En réalité, ce texte est le signe d’un manque de volonté politique. Depuis 2012, les plans triennaux de développement des soins palliatifs n’ont d’ailleurs pas été renouvelés ! Autrement dit, il n’existe plus, aujourd’hui, en France d’action nationale en faveur du développement des soins palliatifs.
Alors que l’on meurt mal en France, les soins palliatifs sont pourtant une solution équilibrée et raisonnable qui permettent de vivre la fin plutôt que de finir la vie. Ils permettent l’équilibre de la relation entre l’expertise du médecin et la volonté du malade qui peut choisir de mettre fin aux traitements. Les soins palliatifs existent pour soulager les douleurs physiques, la souffrance psychologique et sociale de la personne malade et de sa famille. C’est en somme la possibilité de vivre sa vie jusqu’au bout, tout en préservant la dignité de la personne.
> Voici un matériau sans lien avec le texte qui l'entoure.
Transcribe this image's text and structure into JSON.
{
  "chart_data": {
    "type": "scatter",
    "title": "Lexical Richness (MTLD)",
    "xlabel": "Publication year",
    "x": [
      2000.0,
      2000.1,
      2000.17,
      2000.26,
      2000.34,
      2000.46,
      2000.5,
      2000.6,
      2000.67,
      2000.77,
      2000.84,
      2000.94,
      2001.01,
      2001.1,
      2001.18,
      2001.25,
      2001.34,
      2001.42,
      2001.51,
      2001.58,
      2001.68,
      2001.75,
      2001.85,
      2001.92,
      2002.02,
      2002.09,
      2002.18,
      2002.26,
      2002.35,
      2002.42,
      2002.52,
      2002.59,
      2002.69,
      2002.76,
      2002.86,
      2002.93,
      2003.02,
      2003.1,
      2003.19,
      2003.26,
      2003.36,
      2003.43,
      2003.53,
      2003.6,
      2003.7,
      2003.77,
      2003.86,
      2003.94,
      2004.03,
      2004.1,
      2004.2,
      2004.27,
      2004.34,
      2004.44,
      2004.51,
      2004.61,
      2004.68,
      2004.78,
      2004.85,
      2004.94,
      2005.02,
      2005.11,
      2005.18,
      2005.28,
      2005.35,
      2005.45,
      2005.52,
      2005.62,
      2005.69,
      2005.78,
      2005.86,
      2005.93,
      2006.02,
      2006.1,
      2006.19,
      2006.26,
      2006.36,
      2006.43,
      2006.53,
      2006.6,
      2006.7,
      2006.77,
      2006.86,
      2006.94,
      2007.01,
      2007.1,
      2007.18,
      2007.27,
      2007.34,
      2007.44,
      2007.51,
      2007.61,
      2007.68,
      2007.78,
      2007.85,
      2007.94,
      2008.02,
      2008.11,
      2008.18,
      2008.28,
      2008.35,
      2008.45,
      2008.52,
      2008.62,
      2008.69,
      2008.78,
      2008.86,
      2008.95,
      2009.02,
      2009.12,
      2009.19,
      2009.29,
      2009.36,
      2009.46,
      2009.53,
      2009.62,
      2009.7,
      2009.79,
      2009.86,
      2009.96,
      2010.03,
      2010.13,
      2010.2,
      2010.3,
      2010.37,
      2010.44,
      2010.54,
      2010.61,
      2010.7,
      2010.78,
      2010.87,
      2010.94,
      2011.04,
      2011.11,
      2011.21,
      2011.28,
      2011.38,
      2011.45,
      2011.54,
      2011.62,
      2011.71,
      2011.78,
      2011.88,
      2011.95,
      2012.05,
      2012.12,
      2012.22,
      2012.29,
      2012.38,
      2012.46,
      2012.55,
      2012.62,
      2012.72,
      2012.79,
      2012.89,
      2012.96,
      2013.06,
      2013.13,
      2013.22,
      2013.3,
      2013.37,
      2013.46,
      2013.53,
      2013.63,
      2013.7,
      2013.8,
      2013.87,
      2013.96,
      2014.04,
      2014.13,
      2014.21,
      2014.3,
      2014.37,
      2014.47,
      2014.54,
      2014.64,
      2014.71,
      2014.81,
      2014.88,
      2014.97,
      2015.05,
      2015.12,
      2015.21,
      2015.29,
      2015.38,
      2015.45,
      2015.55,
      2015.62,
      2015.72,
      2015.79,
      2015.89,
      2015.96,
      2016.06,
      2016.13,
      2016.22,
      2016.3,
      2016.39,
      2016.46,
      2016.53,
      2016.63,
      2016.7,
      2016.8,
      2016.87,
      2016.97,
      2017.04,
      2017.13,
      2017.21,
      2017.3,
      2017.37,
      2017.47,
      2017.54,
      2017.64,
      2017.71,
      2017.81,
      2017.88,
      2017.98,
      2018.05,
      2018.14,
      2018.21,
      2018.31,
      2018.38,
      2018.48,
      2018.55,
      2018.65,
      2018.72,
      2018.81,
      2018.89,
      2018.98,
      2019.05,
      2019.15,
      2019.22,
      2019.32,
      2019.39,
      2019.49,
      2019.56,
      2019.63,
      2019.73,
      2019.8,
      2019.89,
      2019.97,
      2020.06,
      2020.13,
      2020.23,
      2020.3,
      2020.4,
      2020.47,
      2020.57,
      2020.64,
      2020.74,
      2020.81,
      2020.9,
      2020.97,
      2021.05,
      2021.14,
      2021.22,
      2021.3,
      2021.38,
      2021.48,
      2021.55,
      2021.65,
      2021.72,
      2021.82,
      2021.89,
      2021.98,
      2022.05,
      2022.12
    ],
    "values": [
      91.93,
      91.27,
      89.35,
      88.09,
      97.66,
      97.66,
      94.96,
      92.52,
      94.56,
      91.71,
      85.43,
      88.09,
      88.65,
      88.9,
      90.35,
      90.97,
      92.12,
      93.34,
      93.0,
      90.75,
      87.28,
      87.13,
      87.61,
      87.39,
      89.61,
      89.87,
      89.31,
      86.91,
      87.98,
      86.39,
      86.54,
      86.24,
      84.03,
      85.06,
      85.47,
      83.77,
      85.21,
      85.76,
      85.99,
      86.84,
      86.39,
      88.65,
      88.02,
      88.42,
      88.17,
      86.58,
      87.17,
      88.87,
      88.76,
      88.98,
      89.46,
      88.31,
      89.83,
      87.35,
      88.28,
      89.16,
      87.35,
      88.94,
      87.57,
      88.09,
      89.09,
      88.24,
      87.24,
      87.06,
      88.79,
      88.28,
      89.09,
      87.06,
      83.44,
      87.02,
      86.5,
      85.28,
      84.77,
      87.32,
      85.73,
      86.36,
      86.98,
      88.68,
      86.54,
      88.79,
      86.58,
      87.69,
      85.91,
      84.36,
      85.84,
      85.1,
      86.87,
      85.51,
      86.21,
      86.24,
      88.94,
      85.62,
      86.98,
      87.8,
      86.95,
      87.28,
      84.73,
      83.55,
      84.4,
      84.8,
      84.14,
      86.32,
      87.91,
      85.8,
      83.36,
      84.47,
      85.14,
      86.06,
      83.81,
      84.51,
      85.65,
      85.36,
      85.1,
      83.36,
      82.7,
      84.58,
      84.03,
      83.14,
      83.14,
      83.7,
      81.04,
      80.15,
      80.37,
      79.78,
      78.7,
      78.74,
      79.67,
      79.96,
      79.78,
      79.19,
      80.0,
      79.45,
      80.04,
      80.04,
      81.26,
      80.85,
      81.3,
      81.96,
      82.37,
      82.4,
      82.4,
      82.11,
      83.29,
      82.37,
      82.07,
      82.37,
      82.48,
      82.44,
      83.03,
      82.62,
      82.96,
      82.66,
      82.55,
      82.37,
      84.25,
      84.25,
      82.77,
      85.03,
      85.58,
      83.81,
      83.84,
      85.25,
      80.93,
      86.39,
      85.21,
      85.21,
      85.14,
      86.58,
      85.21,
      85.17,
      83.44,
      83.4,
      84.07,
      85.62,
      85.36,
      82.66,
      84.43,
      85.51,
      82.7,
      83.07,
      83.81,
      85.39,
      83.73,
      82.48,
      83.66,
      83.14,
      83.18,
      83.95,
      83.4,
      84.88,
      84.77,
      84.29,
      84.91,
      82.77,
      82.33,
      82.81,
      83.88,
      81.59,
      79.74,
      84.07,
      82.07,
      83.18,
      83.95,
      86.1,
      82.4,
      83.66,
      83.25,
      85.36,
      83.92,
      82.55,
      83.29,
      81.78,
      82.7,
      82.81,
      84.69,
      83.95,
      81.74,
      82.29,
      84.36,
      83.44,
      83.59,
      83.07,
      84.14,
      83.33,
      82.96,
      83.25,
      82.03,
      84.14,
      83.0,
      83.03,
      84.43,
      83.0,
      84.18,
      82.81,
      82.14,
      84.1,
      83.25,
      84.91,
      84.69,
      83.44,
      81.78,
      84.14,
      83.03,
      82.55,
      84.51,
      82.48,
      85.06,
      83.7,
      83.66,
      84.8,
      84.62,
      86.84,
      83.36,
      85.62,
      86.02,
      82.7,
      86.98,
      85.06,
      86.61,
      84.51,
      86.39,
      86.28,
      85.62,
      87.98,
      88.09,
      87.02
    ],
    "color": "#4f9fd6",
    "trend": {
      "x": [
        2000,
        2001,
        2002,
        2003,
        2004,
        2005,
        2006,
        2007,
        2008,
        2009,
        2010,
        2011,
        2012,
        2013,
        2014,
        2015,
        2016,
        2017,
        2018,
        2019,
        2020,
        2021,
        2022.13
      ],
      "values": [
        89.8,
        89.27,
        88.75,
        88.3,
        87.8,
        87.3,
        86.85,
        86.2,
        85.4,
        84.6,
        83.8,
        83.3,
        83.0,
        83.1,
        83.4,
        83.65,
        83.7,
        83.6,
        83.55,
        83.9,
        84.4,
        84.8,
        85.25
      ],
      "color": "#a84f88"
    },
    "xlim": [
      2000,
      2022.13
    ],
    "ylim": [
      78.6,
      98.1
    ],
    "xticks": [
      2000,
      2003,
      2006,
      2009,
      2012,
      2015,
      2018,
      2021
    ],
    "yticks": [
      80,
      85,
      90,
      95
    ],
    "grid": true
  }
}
Avec les 72 collègues députés cosignataires de la proposition de résolution que j’ai déposée à l’Assemblée nationale, nous voulons d’abord faire appliquer la loi de 1999 qui garantit l’accès de tous aux soins palliatifs. Nous ne voulons pas de fuite en avant. Nous ne voulons pas que l’endormissement définitif soit l’unique solution proposée aux malades en fin de vie. Nous voulons avant toute chose, et avant de légiférer à tout va, qu’il existe un réel accès aux soins palliatifs sur tout le territoire national.